Tim dari BBPOM Makassar melakukan sampling di sejumlah sarana distribusi dan penjualan, termasuk toko kosmetik, swalayan, dan pasar tradisional. Fokus utama sampling kali ini adalah memastikan bahwa produk kosmetik dan pangan yang beredar telah memiliki izin edar resmi dari Badan POM, tidak mengandung bahan berbahaya, dan memenuhi standar mutu yang ditetapkan.

Menurut petugas BBPOM yang terlibat dalam kegiatan ini, sampel-sampel yang diambil akan dikirim ke laboratorium BBPOM di Makassar untuk dilakukan pengujian lebih lanjut. Hasil pengujian akan menjadi dasar tindak lanjut jika ditemukan pelanggaran, seperti produk mengandung bahan berbahaya atau tidak memenuhi ketentuan label dan izin edar.

Masyarakat Kabupaten Bone juga diimbau untuk lebih waspada dan cermat dalam memilih produk kosmetik dan pangan, terutama dengan memeriksa izin edar (nomor BPOM), kemasan, label, serta tanggal kedaluwarsa sebelum membeli. BBPOM di Makassar terus mengajak masyarakat untuk berperan aktif dalam pengawasan dengan melaporkan produk yang dicurigai tidak aman melalui kanal resmi BPOM.

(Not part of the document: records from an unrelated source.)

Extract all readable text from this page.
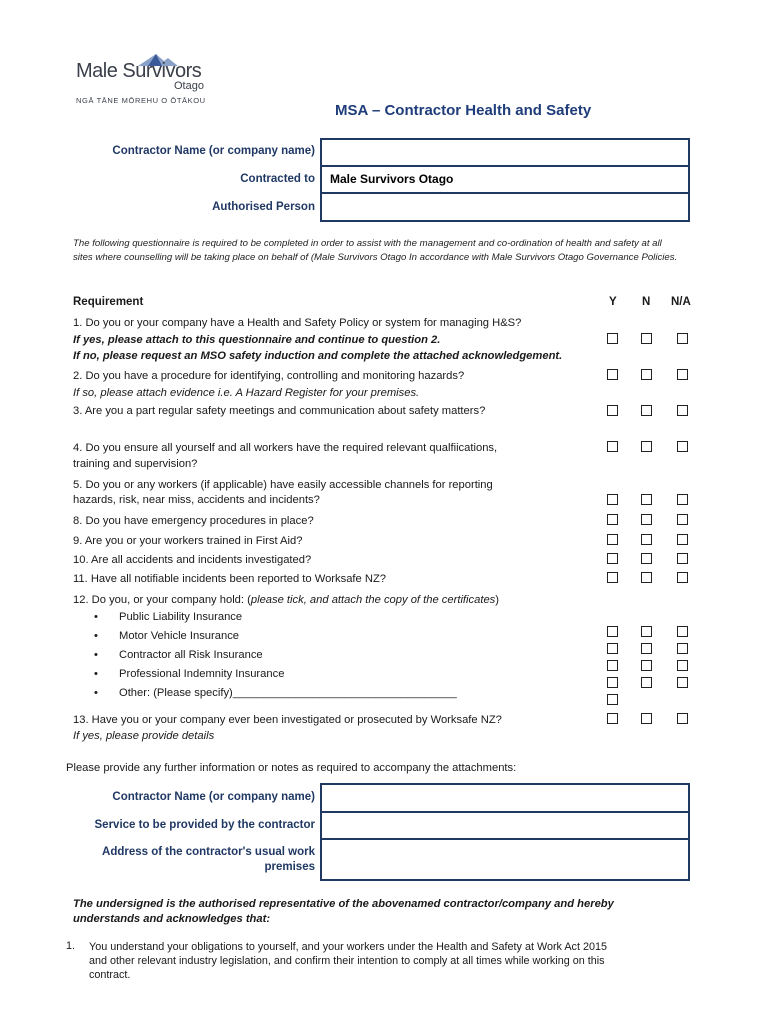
Male Survivors
Otago
NGĀ TĀNE MŌREHU O ŌTĀKOU
MSA – Contractor Health and Safety
Contractor Name (or company name)
Contracted to
Authorised Person
Male Survivors Otago
The following questionnaire is required to be completed in order to assist with the management and co-ordination of health and safety at all sites where counselling will be taking place on behalf of (Male Survivors Otago In accordance with Male Survivors Otago Governance Policies.
Requirement	Y N N/A
1. Do you or your company have a Health and Safety Policy or system for managing H&S?
If yes, please attach to this questionnaire and continue to question 2.
If no, please request an MSO safety induction and complete the attached acknowledgement.
2. Do you have a procedure for identifying, controlling and monitoring hazards?
If so, please attach evidence i.e. A Hazard Register for your premises.
3. Are you a part regular safety meetings and communication about safety matters?
4. Do you ensure all yourself and all workers have the required relevant qualfiications,
training and supervision?
5. Do you or any workers (if applicable) have easily accessible channels for reporting
hazards, risk, near miss, accidents and incidents?
8. Do you have emergency procedures in place?
9. Are you or your workers trained in First Aid?
10. Are all accidents and incidents investigated?
11. Have all notifiable incidents been reported to Worksafe NZ?
12. Do you, or your company hold: (please tick, and attach the copy of the certificates)
• Public Liability Insurance
• Motor Vehicle Insurance
• Contractor all Risk Insurance
• Professional Indemnity Insurance
• Other: (Please specify)____________________________________
13. Have you or your company ever been investigated or prosecuted by Worksafe NZ?
If yes, please provide details
Please provide any further information or notes as required to accompany the attachments:
Contractor Name (or company name)
Service to be provided by the contractor
Address of the contractor's usual work
premises
The undersigned is the authorised representative of the abovenamed contractor/company and hereby
understands and acknowledges that:
1. You understand your obligations to yourself, and your workers under the Health and Safety at Work Act 2015
and other relevant industry legislation, and confirm their intention to comply at all times while working on this
contract.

Melalui kegiatan sampling ini, BBPOM Makassar menegaskan komitmennya dalam melindungi masyarakat dari risiko kesehatan akibat konsumsi atau penggunaan produk yang tidak memenuhi syarat. Upaya ini merupakan bagian dari penguatan pengawasan post-market demi menciptakan sistem perlindungan konsumen yang lebih baik dan terpercaya.